Yeah, some of the PDF files are small book versions which are okay, but most of them are A4, which is no good.

We have a guide to using e-readers with libcom here: http://libcom.org/library/using-e-book-readers-or-kindles-libcomorg

basically I would like to turn lots of the library texts into e-books. The thing is I don't know how to do it nicely with different chapters or separated, and footnotes linking properly to text at the back (as if you copy and paste entire books from libcom the chapters aren't picked up, and footnotes still link back to libcom.org).

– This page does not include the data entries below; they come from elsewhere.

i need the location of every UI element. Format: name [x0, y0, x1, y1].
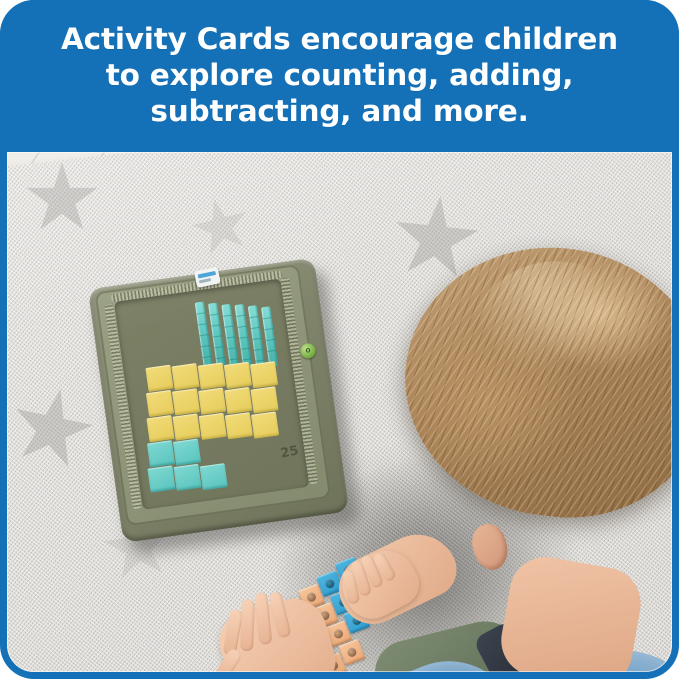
hair-part — [458, 243, 637, 402]
finger — [240, 599, 255, 651]
child-figure — [7, 152, 672, 672]
banner-header: Activity Cards encourage children to exp… — [0, 0, 679, 152]
child-neck — [496, 551, 647, 672]
product-banner-card: Activity Cards encourage children to exp… — [0, 0, 679, 679]
child-ear — [467, 520, 514, 574]
child-hair — [390, 231, 672, 534]
photo-scene: o 25 — [7, 152, 672, 672]
product-photo: o 25 — [7, 152, 672, 672]
headline-line-2: to explore counting, adding, — [61, 58, 618, 94]
headline-line-1: Activity Cards encourage children — [61, 22, 618, 58]
headline-line-3: subtracting, and more. — [61, 94, 618, 130]
page-title: Activity Cards encourage children to exp… — [39, 22, 640, 129]
finger — [268, 591, 292, 639]
thumb — [213, 647, 243, 672]
child-left-hand — [212, 591, 341, 672]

Basically I need to look at how to do this, but my time is very limited. If someone else wanted to take it on that would be great. Certainly we are keen to have our content in as many useful formats as possible

Oct 8 2012 00:56

Thanks. I have got quite a few now through that conversion method, although those in pdf still don't work for me. It would be nice for the library to be in ebook format, although I do appreciate that it is a large undertaking!

Oct 8 2012 04:15

Yeah, it's a nice idea, was chatting to Uncreative about this the other day, but it seems to be a real bastard to actually convert web pages/pdfs to epub or mobi or what have you without fucking up the formatting.


Oct 8 2012 08:49

I'm not sure it's so hard [ETA: for web pages, at least]. An epub is essentially a cut down form of html. Try copying an epub, renaming it whatever.zip then opening the zip file in whatever program you use to view zips. You'll see a whole bunch of html files and css files, and maybe some images, and a few other files peculiar to epub.

If an epub isn't too complex (eg tables embedded within tables) you can probably convert to mobi with either Calibre or maybe with kindlegen (supplied by Amazon).

There is also a free epub editor called Sigil. You can import webpages into this, and edit WYSIWYG or raw html. That said, things don't always work, and it can be hard work fixing things, although global search and replace can help some. But converting a large number of texts will require doing it one at a time, so it still won't be that easy. (Too many things can go wrong for a simple batch convert.)

ETA: PDFs are a little more complex. It depends on whether the PDF is text, or a series of images for each page. If it's text, and the text is simply laid out (e.g. no tables, or boxed out sections of text), then reflowing the text is not impossible, but not perfect. But again, it will be hard work. I tend to just crop the borders/headers/footers/pagenumbers from the PDF, which usually makes the text easier to read (unless formatted for A4).